Langkah pertama yang disebut telah dilakukan Muhammad di Madinah adalah mendirikan Masjid Nabawi. Di sini semua orang baik dari Muhajirin maupun Anshar bekerja sama dalam mendirikan rumah Allah itu. Dan di sebelah masjid ini Muhammad tinggal.
Yang kedua adalah mempererat persaudaraan kaum muslim, yaitu dengan mempersaudarakan kaum Anshar dengan kaum Muhajirin. Kaum Muhajirin yang jauh-jauh datang dari Makah dengan tidak membawa apa-apa, oleh Muhammad dipersaudarakan dengan orang Anshar. Meski hubungan ini baru dan tidak ada ikatan darah sebelumnya, namun mereka diharuskan untuk saling berbagi, bahkan harta seorang Anshar harus dibagi dua dengan saudaranya dari Muhajirin.
Yang ketiga, untuk memantapkan dan menjamin keamanan dengan masyarakat Madinah, Muhammad mengadakan perjanjian dengan orang-orang Yahudi. Bahwa semua suku harus menguburkan semua rasa benci dan membentuk satu umat dan saling melengkapi. Dokumen yang disebut sebagai Piagam Madinah ini sampai sekarang sering disebut-sebut sebagai dasar hak-hak asasi manusia modern.
Sampai di sini Islam dituduh sebagai agama yang memecah belah masyarakat. Muhammad dituduh telah mencuri anak-anak dari orang tuanya. Tetapi setelah ikatan-ikatan kuno telah dicabut, suku Quraisy, Aus, dan Khajraj membentuk umat yang satu. Sehingga Islam menjadi kekuatan pemersatu, bukan pemecah belah lagi.
Seperti suku, umat adalah dunia tersendiri, satu komunitas di luar manusia lainnya, namun tetap dapat membuat persahabatan dengan suku-suku lain dengan cara konvensional. Kesatuan umat adalah cermin dari kesatuan dengan Tuhan. Tak ada ikatan darah, tak ada kesetiaan suku, semua harus menjaga kerukunan umat: sesama Muslim tak boleh saling berkelahi, apapun sukunya.
Meski demikian, tidak semua orang Madinah yang masuk Islam adalah murni karena beriman. Beberapa orang munafiq masuk Islam karena ingin mendapatkan kedudukan dan kehormatan. Dan beberapa yang lain tetap tidak puas dengan Islam, karena dengan masuknya ke dalam Islam, berarti kedudukan mereka terancam. Abdullah bin Ubay, calon terkuat pemimpin Madinah, tidak menjadi pemimpin Madinah karena kedatangan Muhammad. Karenanya dia menjadi pemimpin orang-orang munafiq ini.

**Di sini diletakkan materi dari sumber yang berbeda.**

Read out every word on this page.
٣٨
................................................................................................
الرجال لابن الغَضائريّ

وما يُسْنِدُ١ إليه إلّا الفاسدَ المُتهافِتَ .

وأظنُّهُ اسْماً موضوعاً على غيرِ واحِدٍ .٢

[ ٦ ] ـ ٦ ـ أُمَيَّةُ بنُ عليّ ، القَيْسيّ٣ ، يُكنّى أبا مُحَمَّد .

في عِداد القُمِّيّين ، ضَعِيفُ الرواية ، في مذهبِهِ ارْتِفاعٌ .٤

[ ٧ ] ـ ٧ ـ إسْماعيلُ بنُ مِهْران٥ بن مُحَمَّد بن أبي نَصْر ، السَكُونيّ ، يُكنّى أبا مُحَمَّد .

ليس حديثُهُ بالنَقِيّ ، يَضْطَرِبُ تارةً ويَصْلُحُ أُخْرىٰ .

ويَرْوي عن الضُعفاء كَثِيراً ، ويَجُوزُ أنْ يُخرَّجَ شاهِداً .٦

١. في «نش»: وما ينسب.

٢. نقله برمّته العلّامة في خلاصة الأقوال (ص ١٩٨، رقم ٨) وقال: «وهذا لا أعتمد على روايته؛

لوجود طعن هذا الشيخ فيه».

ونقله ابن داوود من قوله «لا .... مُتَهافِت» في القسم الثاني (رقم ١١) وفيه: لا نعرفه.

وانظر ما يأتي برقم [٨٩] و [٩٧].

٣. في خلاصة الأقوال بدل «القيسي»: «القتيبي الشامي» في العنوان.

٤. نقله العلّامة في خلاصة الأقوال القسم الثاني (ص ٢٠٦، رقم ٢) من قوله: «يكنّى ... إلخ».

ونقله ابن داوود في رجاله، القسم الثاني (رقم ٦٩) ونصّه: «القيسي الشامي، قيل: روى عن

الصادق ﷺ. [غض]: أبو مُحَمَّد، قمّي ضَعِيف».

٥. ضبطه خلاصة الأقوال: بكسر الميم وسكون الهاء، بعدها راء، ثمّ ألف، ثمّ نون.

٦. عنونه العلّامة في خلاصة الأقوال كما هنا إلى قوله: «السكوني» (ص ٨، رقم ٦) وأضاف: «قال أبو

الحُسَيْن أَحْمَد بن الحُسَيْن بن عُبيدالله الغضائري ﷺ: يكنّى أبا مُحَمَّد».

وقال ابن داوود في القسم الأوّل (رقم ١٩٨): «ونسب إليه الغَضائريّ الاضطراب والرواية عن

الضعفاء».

Setelah melalui berbagai konflik dengan Yahudi Madinah, akhirya agama baru ini menyatakan mandiri dan terbebas dari agama tua itu yang ditunjukkan secara simbolis melalui perubahan arah kiblat dalam shalat. Kiblat shalat yang semula menghadap Jerusalem, kini harus diubah dengan menghadap ke Ka’bah. Ketika itu, Muhammad harus membuat jamaah shalatnya berputar dalam menghadap kiblat, karena turunnya wahyu dalam keadan shalat.
Perubahan arah kiblat ini disebut sebagai tanda keagamaan Muhammad yang paling kreatif. Dalam menghadap Makah, kaum Muslim secara diam-diam menyatakan bahwa mereka tidak menjadi bagian dari komunitas yang telah mapan, melainkan hanya mengarah kepada Tuhan semata. Dengan mengarah pada Ka’bah yang merdeka dari dua agama terdahulu, umat Islam kembali ke keimanan asal dari seorang manusia yang membangun Ka’bah itu, Ibrahim.